The Sri Lankan-born doctor is one of the 34 IMGs who lodged an anonymous complaint with the Australian College of Emergency Medicine (ACEM) in January, accusing it of systemic racism against “non-white” doctors in the marking of its final clinical exam for fellowship.

It has become the latest and most prominent spat between a specialist medical college and IMGs over concerns about their treatment and support as they work towards fellowship.

Dr Prematillake said when the emergency medicine fellowship clinical exam — a physical role-play conducted with actors — was restructured in 2015 to give examiners greater latitude over marking, the scores of “non-white” doctors fell off a cliff compared with “whites”.

An internal ACEM investigation, launched by the college in response to the claims, seems to substantiate their main accusation.

In an interim report summary released in June, the college’s investigators wrote that the 2015 changes to its final clinical exam “may have unintentionally given rise to a systemic racial discrimination effect”.

That discrimination, they wrote, operated “principally through the mechanism of potential unconscious bias of examiners”.

Dr Prematillake, who has opted to go public on his experience,  says that isn’t good enough. 

He refers to data provided by ACEM to the Australian Medical Council in June as part of their re-accreditation application, which he says shows the full extent of the bias.

The college compared pass rates of its final clinical exam between doctors trained in Anglo-Saxon-majority countries, such as Australia, Canada and the UK, with those trained in the rest of the world.

According to the data, the two groups passed the final exam at an almost equal rate at every sitting until 2015, when the scores for the “rest of the world” group plummeted.

Table

source: ACEM reaccreditation submission


Of the 204 candidates who attempted the second sitting of the clinical exam in 2016, nearly 70% of those trained in Anglo-Saxon countries passed. The figure for those from the rest of the world was closer to 10%.

The ACEM board is expected to be given the final report into the IMGs' complaint on Monday.

When they do, Dr Prematillake says, they should move beyond the language of “unintentional” and “unconscious” racism, because that implies blamelessness.

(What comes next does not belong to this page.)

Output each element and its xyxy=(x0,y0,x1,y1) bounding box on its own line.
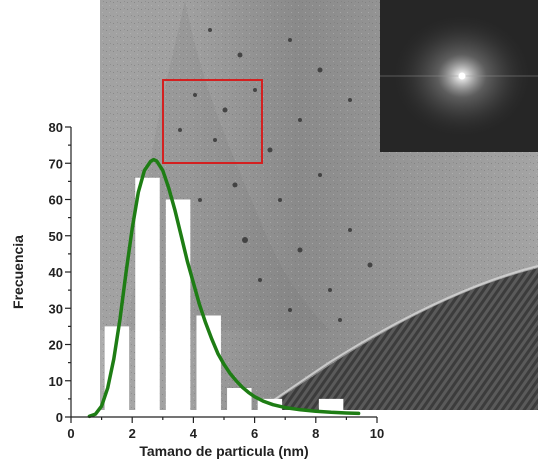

“I am angry and sad,” he tells Australian Doctor. “I wasted eight years and probably $100,000, while all that time spent studying I could have spent with my family.”

He says he is “absolutely certain” that he would have passed the clinical exam were it not for the colour of his skin.

“I need justice. The people running the college must accept that they failed, they discriminated against us, and they must apologise.”

When contacted by Australian Doctor last week, ACEM president Professor Tony Lawler declined to comment on any specific case, but said the college has acknowledged the need for “careful review and investigation” of the IMGs’ claims by setting up an expert advisory group to investigate.

“The outcomes of the expert advisory group’s work will be made public, as will the subsequent actions to be taken by the college,” he said.

That will be too late for Dr Prematillake, who resigned his ACEM membership in February and is applying to start GP training next year.